Los sujetos entraron hasta el tercer piso e inspeccionaron rápidamente las habitaciones. Se dieron cuenta de que sería fácil. Solo tenían que actuar velozmente y evitar que los perros bajaran de la azotea. Con el preciso olfato de los depredadores, dedujeron que el dinero estaría en la habitación de los ancianos.

Todo sería sencillo, dos ancianos asustados no tendrían oportunidad ante una cuadrilla de choros de peso, exconvictos sin escrúpulos. No contaron con que la anciana ciega sospecharía algo cuando se encontraba sentada en el baño, en un instante de vulnerabilidad. Una vibración en las voces de los hombres bastó para que ella empezara a preguntar, desde el baño, quiénes habían entrado en la casa, qué estaba pasando.

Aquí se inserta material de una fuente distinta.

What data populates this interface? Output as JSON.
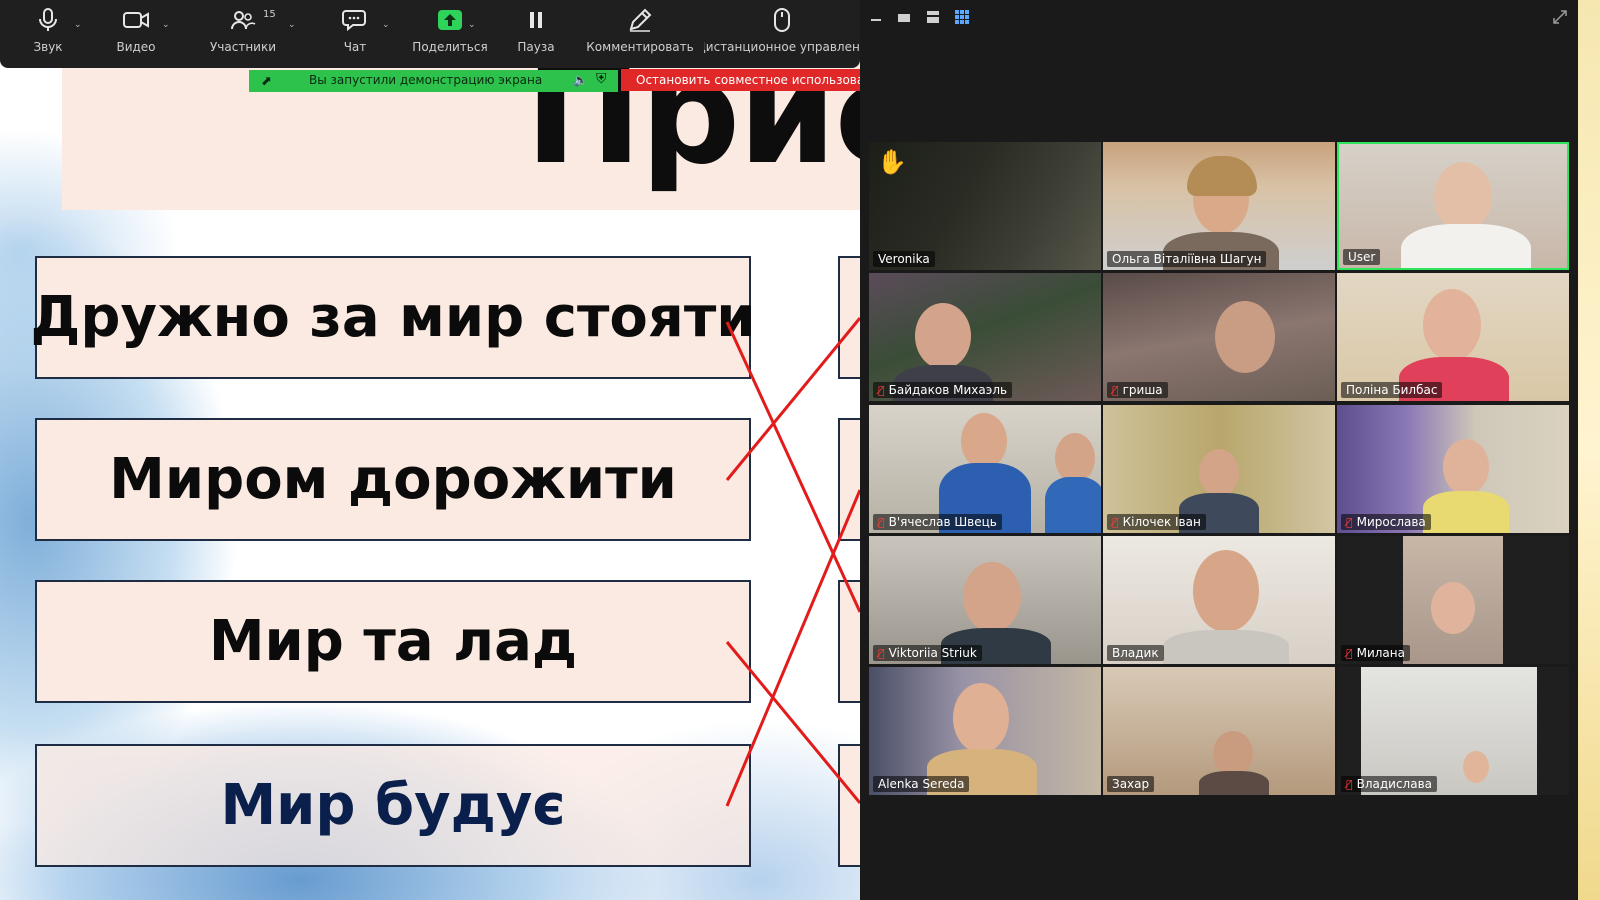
{
  "toolbar": {
    "audio": "Звук",
    "video": "Видео",
    "participants": "Участники",
    "participants_count": "15",
    "chat": "Чат",
    "share": "Поделиться",
    "pause": "Пауза",
    "annotate": "Комментировать",
    "remote": "Дистанционное управлени"
  },
  "share_status": {
    "message": "Вы запустили демонстрацию экрана",
    "stop": "Остановить совместное использова"
  },
  "slide": {
    "title": "Прис",
    "phrases": [
      "Дружно за мир стояти",
      "Миром дорожити",
      "Мир та лад",
      "Мир будує"
    ]
  },
  "gallery": {
    "raised_hand": "✋",
    "tiles": [
      {
        "name": "Veronika",
        "muted": false,
        "active": false
      },
      {
        "name": "Ольга Віталіївна Шагун",
        "muted": false,
        "active": false
      },
      {
        "name": "User",
        "muted": false,
        "active": true
      },
      {
        "name": "Байдаков Михаэль",
        "muted": true,
        "active": false
      },
      {
        "name": "гриша",
        "muted": true,
        "active": false
      },
      {
        "name": "Поліна Билбас",
        "muted": false,
        "active": false
      },
      {
        "name": "В'ячеслав Швець",
        "muted": true,
        "active": false
      },
      {
        "name": "Кілочек Іван",
        "muted": true,
        "active": false
      },
      {
        "name": "Мирослава",
        "muted": true,
        "active": false
      },
      {
        "name": "Viktoriia Striuk",
        "muted": true,
        "active": false
      },
      {
        "name": "Владик",
        "muted": false,
        "active": false
      },
      {
        "name": "Милана",
        "muted": true,
        "active": false
      },
      {
        "name": "Alenka Sereda",
        "muted": false,
        "active": false
      },
      {
        "name": "Захар",
        "muted": false,
        "active": false
      },
      {
        "name": "Владислава",
        "muted": true,
        "active": false
      }
    ]
  }
}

De repente, escuchó ruidos. Uno de los choros se había puesto nervioso, no esperaba que una voz alerta saliera del baño, y reaccionó agresivamente cuando el anciano le pidió que por favor se apuraran en hacer su trabajo. Los ladridos desde la azotea aumentaron la adrenalina de los sujetos. No esperaban tener a una vieja ciega nerviosa gritando desde el baño, la situación era incómoda, algo se les fue de las manos. Tampoco tuvieron en cuenta que el anciano les pediría que se retiraran ni que se defendería cuando le dieran el primer golpe. Desde el baño, la mujer solo podía escuchar a su esposo gritando desesperado, aunque al poco rato solo se le escucharía jadear. Luego golpes sordos, un grito ahogado. La anciana escuchó que alguien encendía el televisor y subía el volumen. Empezó a llamar a su esposo por su nombre, presa del miedo, solo percibía sonidos secos que delataban violencia. En la azotea, los perros ladraban, pero la indiferencia del barrio sumergía todo en su rutina mezquina. Todo duró unos cinco minutos.

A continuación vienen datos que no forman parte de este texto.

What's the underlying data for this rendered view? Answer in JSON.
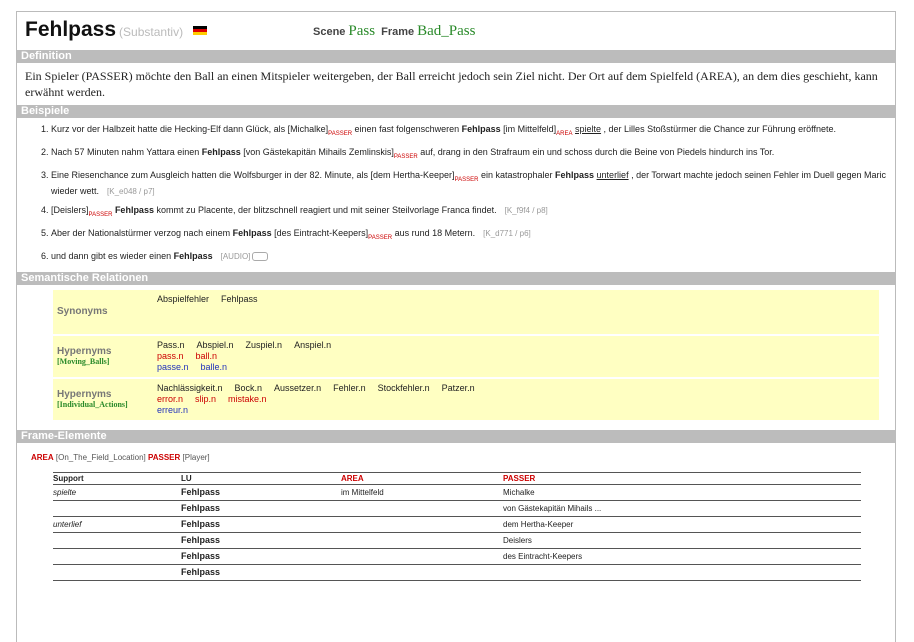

Durante los momentos en que golpeaban a su esposo, la anciana ciega estuvo encerrada en la soledad del baño, escuchando aquellos gritos que al inicio no pudo explicarse, soledad y oscuridad que se hicieron más intensas cuando los perros de la azotea empezaron a ladrar al percibir lo que sucedía. Cuando el ruido cesó y la casa volvió a quedarse casi en silencio, salvo por el ladrar de los perros, ella permaneció en el baño largo rato asustada y solo se animó a llamar tímidamente a su esposo después de unos minutos. El silencio que recibió como respuesta la llenó de terror.